Barış yerleşimlerin altında kaldı

İsrailli insan hakları grubu Peace Now (Barış Şimdi) 2 Mart'ta, İsrail konut bakanlığının Batı Şeria'da 73 bin konut inşa edeceğini belirten bir rapor yayımladı. Grup bunlardan 15 bininin halihazırda onaylandığını, kalanının onay beklediğini açıkladı.

Guardian'ın 7 Mart tarihli haberine göre de, AB tarafından yayımlanan gizli bir rapor İsrail'in Doğu Kudüs'te mülk edinmeye devam ettiğini belirtiyordu. Rapora bakılırsa, İsrail konut yetkilileri, Kasım 2007'deki Annapolis 'barış' konferansından bu yana 5 bin 500 yeni konuta dair planları sunmuş ve bunlardan 3 bini de onaylanmıştı. Okuyucular belki hatırlar: Annapolis konferansının Bush'un can çekişen sözde Yol Haritası'nı dirilteceği söylenmişti.
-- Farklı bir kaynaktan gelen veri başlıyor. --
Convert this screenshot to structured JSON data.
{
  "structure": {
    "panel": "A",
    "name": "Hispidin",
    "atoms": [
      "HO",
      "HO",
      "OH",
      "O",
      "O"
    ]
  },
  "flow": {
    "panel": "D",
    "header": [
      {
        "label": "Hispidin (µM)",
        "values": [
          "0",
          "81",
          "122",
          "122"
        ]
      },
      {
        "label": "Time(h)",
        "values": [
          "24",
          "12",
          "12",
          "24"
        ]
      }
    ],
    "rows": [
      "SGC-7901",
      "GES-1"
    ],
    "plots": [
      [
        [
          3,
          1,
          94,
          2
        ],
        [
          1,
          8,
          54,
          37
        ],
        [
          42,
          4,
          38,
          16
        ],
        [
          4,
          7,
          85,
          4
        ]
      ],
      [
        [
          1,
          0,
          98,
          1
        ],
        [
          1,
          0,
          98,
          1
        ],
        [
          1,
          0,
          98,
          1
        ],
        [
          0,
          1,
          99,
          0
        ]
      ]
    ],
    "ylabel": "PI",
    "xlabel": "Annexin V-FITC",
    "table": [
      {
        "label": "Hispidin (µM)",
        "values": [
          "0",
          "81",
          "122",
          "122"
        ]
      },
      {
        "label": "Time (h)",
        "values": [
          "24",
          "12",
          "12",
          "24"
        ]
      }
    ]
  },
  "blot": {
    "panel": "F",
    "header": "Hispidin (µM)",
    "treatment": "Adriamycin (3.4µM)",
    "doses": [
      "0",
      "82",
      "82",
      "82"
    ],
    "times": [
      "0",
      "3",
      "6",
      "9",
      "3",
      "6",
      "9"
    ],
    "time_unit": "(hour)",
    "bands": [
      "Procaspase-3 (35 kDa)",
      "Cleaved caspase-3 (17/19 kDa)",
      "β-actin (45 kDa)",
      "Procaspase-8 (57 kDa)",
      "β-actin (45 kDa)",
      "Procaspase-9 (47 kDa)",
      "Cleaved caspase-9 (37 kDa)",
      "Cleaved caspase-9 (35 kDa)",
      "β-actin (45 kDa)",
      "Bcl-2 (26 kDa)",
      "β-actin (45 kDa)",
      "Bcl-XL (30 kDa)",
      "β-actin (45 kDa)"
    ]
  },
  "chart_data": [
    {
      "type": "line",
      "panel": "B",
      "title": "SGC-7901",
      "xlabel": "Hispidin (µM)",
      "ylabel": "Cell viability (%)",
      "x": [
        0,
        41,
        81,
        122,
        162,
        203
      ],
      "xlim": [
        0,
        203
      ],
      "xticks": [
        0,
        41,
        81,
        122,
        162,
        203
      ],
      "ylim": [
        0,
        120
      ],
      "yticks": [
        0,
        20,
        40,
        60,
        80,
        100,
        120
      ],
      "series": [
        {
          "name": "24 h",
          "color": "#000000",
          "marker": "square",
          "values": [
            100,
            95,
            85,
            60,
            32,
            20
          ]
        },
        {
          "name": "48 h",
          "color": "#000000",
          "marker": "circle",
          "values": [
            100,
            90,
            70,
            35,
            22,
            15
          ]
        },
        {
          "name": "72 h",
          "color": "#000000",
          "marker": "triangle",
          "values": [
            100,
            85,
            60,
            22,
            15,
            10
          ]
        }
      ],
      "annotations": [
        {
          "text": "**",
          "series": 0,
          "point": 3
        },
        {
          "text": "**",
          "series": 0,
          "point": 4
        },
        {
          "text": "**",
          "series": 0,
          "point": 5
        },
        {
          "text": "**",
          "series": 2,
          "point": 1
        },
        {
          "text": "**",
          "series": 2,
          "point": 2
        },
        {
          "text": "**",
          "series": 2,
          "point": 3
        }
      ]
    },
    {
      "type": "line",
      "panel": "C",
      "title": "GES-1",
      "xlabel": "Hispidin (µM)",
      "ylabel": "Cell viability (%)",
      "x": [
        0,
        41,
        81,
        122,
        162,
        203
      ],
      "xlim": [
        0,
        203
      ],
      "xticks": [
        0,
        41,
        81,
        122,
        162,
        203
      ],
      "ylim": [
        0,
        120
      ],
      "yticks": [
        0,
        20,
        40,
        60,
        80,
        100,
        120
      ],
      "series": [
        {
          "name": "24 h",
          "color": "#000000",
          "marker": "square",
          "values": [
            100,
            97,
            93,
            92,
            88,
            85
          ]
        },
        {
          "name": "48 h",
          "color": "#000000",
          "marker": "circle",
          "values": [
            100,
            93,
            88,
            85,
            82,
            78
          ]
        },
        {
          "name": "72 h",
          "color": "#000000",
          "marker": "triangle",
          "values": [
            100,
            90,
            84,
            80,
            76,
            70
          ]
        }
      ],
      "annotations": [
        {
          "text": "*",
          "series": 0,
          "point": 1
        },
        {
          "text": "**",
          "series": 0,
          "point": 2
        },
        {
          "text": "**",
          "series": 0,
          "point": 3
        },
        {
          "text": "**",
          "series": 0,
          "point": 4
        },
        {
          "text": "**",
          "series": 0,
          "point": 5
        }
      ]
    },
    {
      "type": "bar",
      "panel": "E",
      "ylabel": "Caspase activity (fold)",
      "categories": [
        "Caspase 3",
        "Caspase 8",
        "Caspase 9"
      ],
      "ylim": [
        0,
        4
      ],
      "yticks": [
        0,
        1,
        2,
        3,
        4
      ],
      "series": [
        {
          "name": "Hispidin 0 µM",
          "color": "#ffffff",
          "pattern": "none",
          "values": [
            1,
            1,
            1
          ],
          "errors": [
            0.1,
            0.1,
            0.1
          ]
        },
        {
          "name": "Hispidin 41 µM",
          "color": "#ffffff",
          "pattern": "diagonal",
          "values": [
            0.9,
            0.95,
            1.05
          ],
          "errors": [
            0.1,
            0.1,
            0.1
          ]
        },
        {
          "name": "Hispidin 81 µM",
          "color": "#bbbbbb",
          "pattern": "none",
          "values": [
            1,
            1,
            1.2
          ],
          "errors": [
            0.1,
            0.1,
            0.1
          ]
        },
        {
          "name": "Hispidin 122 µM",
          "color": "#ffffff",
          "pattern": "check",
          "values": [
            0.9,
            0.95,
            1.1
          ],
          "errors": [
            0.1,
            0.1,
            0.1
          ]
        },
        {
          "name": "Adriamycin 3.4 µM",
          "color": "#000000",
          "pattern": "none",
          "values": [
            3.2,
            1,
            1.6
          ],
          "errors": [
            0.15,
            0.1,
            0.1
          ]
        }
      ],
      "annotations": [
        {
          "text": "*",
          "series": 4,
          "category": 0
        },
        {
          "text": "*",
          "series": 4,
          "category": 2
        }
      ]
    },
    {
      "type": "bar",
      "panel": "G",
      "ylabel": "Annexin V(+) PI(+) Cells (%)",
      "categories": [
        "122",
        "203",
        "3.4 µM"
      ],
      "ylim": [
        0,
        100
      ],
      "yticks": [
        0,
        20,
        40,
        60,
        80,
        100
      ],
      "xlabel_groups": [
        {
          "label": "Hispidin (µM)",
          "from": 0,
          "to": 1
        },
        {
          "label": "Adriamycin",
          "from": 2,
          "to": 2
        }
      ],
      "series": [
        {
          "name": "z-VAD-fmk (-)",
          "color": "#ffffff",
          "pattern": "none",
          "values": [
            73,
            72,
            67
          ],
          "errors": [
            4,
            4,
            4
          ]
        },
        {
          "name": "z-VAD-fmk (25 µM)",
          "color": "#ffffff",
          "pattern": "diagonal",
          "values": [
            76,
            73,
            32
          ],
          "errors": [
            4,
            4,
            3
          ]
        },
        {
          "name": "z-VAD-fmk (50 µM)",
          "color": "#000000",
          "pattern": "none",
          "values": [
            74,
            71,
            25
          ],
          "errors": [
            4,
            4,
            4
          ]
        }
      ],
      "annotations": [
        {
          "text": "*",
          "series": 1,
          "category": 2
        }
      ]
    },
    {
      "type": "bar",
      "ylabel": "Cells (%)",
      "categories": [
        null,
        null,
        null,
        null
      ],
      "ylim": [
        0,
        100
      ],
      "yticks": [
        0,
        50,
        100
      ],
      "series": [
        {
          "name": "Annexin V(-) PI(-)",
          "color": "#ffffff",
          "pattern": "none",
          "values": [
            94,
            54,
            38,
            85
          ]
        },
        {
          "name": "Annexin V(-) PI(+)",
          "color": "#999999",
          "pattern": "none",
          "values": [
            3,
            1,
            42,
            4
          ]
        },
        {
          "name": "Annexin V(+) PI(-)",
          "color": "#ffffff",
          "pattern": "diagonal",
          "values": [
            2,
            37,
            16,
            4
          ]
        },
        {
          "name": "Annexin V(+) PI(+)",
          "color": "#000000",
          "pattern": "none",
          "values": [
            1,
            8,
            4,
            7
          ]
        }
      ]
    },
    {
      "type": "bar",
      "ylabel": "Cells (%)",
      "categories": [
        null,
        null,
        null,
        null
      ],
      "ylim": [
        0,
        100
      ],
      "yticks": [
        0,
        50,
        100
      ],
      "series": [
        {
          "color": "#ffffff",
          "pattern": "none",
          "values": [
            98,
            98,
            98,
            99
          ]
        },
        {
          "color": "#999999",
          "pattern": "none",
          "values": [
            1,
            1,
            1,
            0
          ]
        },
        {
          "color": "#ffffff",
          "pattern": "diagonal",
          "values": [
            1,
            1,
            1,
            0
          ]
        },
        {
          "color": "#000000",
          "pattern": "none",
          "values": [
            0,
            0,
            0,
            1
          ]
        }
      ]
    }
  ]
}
Bu konut planlarının uygulandığını ve her konuta ortalama sadece 2.5 İsrailli'nin yerleştiğini varsayarsak, bu Batı Şeria ve Doğu Kudüs'te halihazırda yaşayan 490 bin İsrailli'ye 196 bin daha eklenmesi anlamına gelecek.

1970'lerden beri yavaşlamadı

Halbuki İsrail Başbakanı Ehud Olmert daha 30 Eylül 2008 gibi yakın bir tarihte, barışa ulaşmak için İsrail'in Doğu Kudüs dahil olmak üzere, işgal altındaki toprakların tamamından çekilmesi gerektiğini söylemişti. Elbette Olmert'in normatif davranış mesleği uluslararası bir hukuk mahkemesinin gözünde tümüyle fasa fisodur, zira bütün bu yerleşimler Dördüncü Cenevre Konvansiyonu uyarınca açıkça yasadışı. Peki neler oluyor?Hiçbir şey olmuyor. Ne görüyorsanız o oluyor - her zamanki terane. Ortada gerçek bir barış süreci falan yok, sadece bir yanılsama var ve bu yanılsama İsrailliler tarafından, Büyük İsrail'in kapsadığı en geniş topraklarda (ki buna Batı Şeria'daki su kaynakları da dahil) geri döndürülemez koşullar yaratıp etnik temizlik yapmak için sinsice kullanılmaya devam ediyor.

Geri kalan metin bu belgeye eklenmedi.